I have no doubt that there will be a new mark soon. Batsmen are more accomplished in the 21st century, with a wider variety of bats to choose from and a greater back-up from coaches and fitness gurus. Bowlers wake almost every day to find that the former captains who go on to rule the game have invented a new way of restricting their ability to take wickets.

Pitches are sometimes so friendly towards the batsmen of 2003 that it is a surprise they don't give him a cheery good morning and a handshake when he reaches the crease. And when a bowler achieves such feats as Shane Warne he is banned because, well, he tries to keep his figure in reasonable shape with a couple of pills. Coming from a family of stout yeomen I sympathise.

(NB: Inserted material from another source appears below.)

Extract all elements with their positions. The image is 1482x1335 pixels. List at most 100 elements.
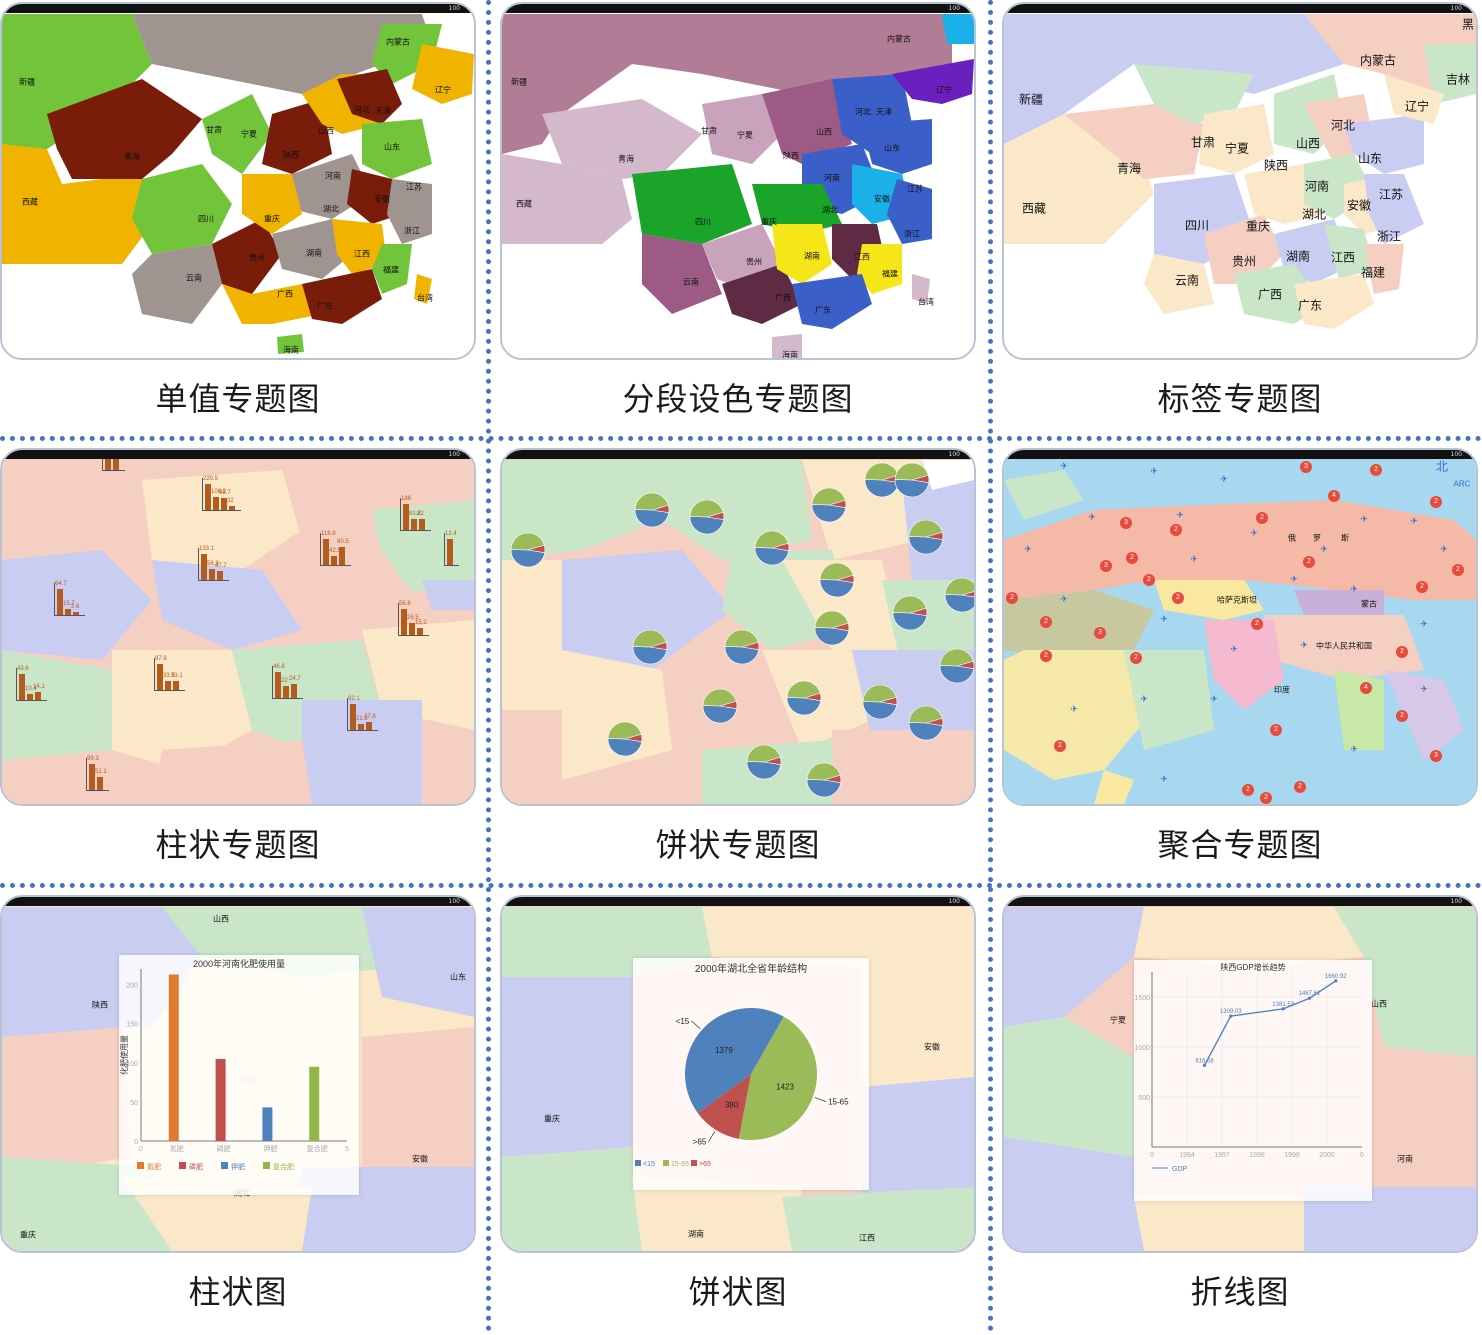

Cricket was made for batsmen like Bradman, Hutton, Sobers, Lara and Hayden. It has armed them with a huge bat, an infamous English lady murdered her boy friend with one recently, and given bowlers a puny ball. Unfair to bowlers I say even though all that punishment means they have finer characters than batsmen and make better allies.

Besides, did you ever hear of anyone attempting to murder his worst enemy with a five and a half ounce cricket ball? No? I thought not.